We have all heard of the Anti-Western sentiment within the Korean community, but what I find a little worrying from our own perspective is that Anti-Korean sentiment in our own community seems to be alive and kicking as well, which is making relations a bit prickly sometimes.
Since writing the odd article about Korean culture, writing the blogs, and generally reading more articles and following the news more closely, I have noticed that tempers tend to run rather high on the subject of Korea. It does feel like Western visitors often show, not just a dislike, but even a hatred of Korea by the time they leave. The same feelings emanate from Koreans too, of course, but are perhaps more well reported. Some of the comments I have received on my articles have shocked me and not just the anti-Western toned article on drunken foreigners http://thethreewisemonkeys.com/2012/07/12/drunk-and-stupid-how-debauched-foreigners-feed-koreans-prejudices/#comments, but also on more mild articles that are simply neutral or pro-Western. Even a mild and humorous blog, featured on Koreabridge.net, received some rather hateful comments, not so much regarding my writing but of Koreans generally http://koreabridge.net/post/mysteries-about-korea-i-havent-solved-yet-smudger81299. There were also those that went completely the other way and commented that one should never criticize another culture or that Korea is actually much better than the West. Sometimes, though, it is clear that criticisms on either side are justified and what's more important to point out.
I can fully understand where some of the frustrations with Korean culture come from as I myself went through a period of discontent in my first year here.

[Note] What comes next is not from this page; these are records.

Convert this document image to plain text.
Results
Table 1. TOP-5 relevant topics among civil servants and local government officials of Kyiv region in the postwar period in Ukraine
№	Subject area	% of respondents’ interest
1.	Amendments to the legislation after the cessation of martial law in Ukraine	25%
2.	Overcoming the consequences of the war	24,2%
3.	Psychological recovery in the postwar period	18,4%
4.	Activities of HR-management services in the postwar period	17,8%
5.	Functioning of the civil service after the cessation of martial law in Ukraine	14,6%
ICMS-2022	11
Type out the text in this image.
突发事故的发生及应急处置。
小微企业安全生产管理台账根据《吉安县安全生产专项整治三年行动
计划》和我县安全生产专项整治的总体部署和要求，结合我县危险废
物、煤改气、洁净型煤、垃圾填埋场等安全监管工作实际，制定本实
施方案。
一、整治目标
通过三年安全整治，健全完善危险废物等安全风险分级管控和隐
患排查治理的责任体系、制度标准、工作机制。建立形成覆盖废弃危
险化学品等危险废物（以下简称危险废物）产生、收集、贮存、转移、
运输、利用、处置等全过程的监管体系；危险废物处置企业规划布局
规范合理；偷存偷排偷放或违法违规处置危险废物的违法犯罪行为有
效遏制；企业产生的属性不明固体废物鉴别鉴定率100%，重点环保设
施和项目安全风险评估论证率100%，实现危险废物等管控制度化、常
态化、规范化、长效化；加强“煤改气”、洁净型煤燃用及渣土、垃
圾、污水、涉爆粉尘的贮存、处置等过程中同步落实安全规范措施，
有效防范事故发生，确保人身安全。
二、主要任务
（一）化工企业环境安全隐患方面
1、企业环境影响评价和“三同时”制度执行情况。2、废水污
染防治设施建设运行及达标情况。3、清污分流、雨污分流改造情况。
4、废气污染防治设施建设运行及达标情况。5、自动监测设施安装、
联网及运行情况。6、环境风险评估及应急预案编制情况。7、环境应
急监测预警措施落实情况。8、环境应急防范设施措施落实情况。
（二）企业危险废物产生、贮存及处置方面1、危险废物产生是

It should also be noted that some Korean people bring a certain amount of dislike upon themselves with there sometimes vehemently pro-Korean stance on life. This can bring up some quite legitimate criticisms about their conduct, especially towards foreigners in their country. Even at the very beginning of Western involvement in Korea after the second world war the Americans found it difficult to get along with them and, much to the dismay of the Koreans, prefered the company of the Japanese.
Of course there is nothing wrong with being difficult to get along with per se. I have been reading into the history of Korea recently and it seems to me that Koreans have a history of being quite insular and wanting to be left to their own devices (much like the North is now). Foreigners have always historically been unwelcome and until the Japanese invaded and the Americans came, Korea was quite an isolated place. This originated from the late 16th to early 17th century when invasions from Japan and China nearly destroyed the Joseon Dynasty. This lead to an increasingly harsh isolationist policy and this is where the origin of the term 'The Hermit Kingdom' comes from. This may explain a lot about their current attitudes and their sometimes unique way of looking at things and indeed for North Korea. However, I think there is a nobility in wanting to conduct matters in your own way and I think explains some of the uncomfortable assimilations with Western culture in many regards.
On a recent visit to Japan, I had the fortune of bumping into some fellow English teachers who were teaching there. I brought up the subject of anti-Korean sentiment within some of the Western community and wondered if they had similar problems there. The answer I got was an almost overwhelming 'no'. A few teachers have problems but they said most just saw the differences and rolled with the punches and were generally a lot more comfortable with the culture than their counterparts in Korea.
This all seems to suggest that there are some problems in our relationships with Koreans. Are these issues down to Koreans, Westerners, or both? It feels like most native English teachers living in Korea are firmly blaming the Koreans. This could be an illusion as 'The wheel that squeaks the loudest gets the most grease', and perhaps people who don't think this way just do not comment or make their voices heard. I do feel, though, that there is an air of superiority and attitude about many Westerners who come to Korea. I cannot provide any evidence but it is just a general perception I get. I know I had it in the bad times, but with increased exposure to Korea's true culture and a more intimate knowledge of it through my Korean family my opinion steadily changed.
This is not to say that I do not have criticisms about their culture, I do and I do not tend to hold back, especially because I tend to feel the sharper edge of some of their prejudices being in a relationship with a Korean. However, I do understand why some of the negative aspects of their culture exist and I think this aids me in tempering any anger that could build up. I also realise where Koreans are coming from when they criticise foreign visitors to their country. They are sometimes justified and sometimes not when it comes to their complaints about foreigners, and I do think the Western community need to handle these complaints better and learn from them. Too many visitors to Korea bull-doze their way through cultural faux pas with a complete lack of understanding and sensitivity for where they are. We cannot all be familiar with Korean culture to a large extent and their is nothing wrong with a certain amount of ignorance with it, but a little more care and thought should be taken sometimes into how we are conducting ourselves.
So the answer to who is to blame for slightly dodgy relations is obviously both, and if one side is more to blame than the other, the lesser party is certainly not blameless. Even if someone has been a victim of prejudice or bad behaviour from the other side, let us hope that with a little more work to understand each other, better relations can be achieved. If everyone were to treat every situation anew and not bring any baggage into it, people around the world would get along a lot better and would realise that the vast majority of all people, all around the world, and in all different cultures are good and kind. This is my experience of my travels, and another experience is that culture has consequences on people's behaviour. If an aspect of culture is good is should be praised and possibly embraced by other cultures, but if it is bad it has to be called out. What this doesn't entail is discriminating against the people within the culture itself.